Peter La Franchi/CANBERRA

New Zealand is to replace its ageing McDonnell Douglas A-4 Skyhawk fleet with 28 Lockheed Martin F-16A/Bs, originally built for Pakistan, under a leasing arrangement announced on 1 December by defence minister Max Bradford.

New Zealand will pay just NZ$12.5million ($6.72 million) a year for the 28 aircraft under back-to-back five-year contracts, with an option to buy at the end of the 10-year period. The deal includes NZ$200 million-worth of support and activation. A new F-16 costs around $20 million depending on specification.

The new aircraft are expected to enter operational service with the Royal New Zealand Air Force in 2001. Final lease negotiations are still under way.

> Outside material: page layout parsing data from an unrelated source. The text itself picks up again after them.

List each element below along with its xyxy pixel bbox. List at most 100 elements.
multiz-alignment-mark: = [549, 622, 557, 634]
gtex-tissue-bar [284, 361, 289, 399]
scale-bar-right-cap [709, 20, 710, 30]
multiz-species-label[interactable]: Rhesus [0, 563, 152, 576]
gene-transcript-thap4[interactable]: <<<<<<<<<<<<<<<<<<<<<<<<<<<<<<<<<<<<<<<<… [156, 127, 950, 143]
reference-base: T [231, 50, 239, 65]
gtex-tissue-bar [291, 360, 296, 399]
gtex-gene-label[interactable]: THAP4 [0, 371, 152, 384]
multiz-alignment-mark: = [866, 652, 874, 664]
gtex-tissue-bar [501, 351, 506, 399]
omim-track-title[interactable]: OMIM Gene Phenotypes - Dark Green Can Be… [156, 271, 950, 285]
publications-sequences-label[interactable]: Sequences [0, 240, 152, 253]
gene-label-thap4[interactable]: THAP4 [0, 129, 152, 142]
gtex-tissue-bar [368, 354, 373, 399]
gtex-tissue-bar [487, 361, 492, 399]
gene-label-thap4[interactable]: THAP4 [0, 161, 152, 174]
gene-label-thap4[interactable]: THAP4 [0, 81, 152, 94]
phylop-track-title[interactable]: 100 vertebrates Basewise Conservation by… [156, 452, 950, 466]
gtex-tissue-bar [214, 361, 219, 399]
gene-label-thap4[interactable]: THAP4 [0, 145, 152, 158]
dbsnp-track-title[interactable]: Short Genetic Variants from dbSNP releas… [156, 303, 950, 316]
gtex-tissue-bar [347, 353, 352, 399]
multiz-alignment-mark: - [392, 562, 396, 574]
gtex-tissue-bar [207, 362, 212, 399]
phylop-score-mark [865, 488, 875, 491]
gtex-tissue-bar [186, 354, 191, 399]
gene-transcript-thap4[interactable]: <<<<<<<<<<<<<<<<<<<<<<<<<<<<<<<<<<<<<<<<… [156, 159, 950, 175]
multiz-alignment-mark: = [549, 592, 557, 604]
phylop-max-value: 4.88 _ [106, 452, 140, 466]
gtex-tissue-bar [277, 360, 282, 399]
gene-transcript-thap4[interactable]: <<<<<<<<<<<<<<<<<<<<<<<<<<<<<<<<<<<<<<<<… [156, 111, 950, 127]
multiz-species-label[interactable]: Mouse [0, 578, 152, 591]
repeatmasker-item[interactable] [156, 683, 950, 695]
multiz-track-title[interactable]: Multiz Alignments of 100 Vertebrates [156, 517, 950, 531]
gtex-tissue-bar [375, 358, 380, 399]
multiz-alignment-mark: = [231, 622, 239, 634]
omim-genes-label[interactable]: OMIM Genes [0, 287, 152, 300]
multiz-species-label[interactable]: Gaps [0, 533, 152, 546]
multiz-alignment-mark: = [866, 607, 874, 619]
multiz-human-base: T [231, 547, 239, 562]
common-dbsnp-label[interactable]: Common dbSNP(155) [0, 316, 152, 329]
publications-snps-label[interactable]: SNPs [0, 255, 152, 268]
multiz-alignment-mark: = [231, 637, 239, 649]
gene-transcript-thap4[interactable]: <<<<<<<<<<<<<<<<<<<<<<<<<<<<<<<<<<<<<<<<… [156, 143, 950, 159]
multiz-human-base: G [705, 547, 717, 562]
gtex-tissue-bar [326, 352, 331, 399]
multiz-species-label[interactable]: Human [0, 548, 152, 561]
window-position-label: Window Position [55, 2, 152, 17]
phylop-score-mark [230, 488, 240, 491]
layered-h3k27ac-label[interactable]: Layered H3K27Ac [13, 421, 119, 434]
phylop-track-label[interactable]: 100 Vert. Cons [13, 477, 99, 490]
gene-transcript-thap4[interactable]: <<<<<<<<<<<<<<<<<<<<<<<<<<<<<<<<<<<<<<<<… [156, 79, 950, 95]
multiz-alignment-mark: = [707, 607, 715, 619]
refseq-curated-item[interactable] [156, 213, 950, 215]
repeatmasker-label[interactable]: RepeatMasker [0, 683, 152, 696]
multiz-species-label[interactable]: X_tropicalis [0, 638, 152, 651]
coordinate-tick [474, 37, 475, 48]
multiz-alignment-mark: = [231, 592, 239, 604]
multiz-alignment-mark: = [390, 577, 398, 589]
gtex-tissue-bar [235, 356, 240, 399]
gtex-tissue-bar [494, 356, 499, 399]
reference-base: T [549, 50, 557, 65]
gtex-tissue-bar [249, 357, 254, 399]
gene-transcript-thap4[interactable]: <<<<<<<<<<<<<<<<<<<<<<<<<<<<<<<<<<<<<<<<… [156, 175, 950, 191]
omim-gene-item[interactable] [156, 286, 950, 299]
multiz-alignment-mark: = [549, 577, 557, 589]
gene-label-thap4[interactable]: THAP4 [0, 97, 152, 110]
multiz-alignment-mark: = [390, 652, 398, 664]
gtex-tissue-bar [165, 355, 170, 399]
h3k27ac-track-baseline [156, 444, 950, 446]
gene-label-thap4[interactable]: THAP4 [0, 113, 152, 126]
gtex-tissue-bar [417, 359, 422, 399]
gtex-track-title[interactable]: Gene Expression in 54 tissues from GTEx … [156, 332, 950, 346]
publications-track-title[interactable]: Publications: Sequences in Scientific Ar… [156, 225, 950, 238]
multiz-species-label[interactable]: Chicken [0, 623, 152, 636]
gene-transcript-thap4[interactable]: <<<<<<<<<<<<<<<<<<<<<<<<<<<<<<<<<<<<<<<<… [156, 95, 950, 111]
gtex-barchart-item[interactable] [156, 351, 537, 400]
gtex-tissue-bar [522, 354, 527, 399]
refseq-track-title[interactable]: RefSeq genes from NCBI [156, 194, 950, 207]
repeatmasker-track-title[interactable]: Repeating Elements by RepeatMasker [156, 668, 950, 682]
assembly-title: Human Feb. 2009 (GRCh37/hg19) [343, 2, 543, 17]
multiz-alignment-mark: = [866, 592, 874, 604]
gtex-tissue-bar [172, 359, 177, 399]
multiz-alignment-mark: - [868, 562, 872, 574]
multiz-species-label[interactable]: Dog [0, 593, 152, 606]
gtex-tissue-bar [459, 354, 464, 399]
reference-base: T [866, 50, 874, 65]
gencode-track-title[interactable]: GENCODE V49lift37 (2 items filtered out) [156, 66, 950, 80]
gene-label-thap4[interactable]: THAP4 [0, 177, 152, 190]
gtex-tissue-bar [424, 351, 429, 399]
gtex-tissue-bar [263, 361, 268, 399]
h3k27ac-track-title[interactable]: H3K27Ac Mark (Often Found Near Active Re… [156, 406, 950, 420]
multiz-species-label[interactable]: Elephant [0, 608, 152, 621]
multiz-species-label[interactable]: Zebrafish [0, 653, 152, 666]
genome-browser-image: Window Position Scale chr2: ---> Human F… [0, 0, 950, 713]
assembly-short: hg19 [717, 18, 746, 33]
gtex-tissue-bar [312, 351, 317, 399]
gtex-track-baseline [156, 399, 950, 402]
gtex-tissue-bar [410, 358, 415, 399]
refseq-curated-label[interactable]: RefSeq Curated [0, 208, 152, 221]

The lease "-will reduce the risks associated with 1950s designed aircraft and avoid a NZ$54 million upgrade that would have been necessary if New Zealand had kept the Skyhawks until 2006/7", says Bradford.

The minister says that the lease would save New Zealand NZ$431 million over the life of the F-16s, compared with the costs of purchasing new strike fighters early in the next century. Funds for the lease arrangement will be taken from existing New Zealand defence budget allocations.

The RNZAF F-16s will initially be equipped with AGM-65 Maverick and Sidewinder missiles drawn from existing service stocks. An initial enhancement to the new aircraft is expected to take place in 2001-2 with the introduction of a new airborne laser designator to support ground strike operations.

Officials from Israel's Rafael in Australia have confirmed that the F-16 option has seen them significantly step up marketing efforts in New Zealand for the company's Litening targeting and navigation pod system. The New Zealand Department of Defence is planning to open a competition for the designator requirement in 2000.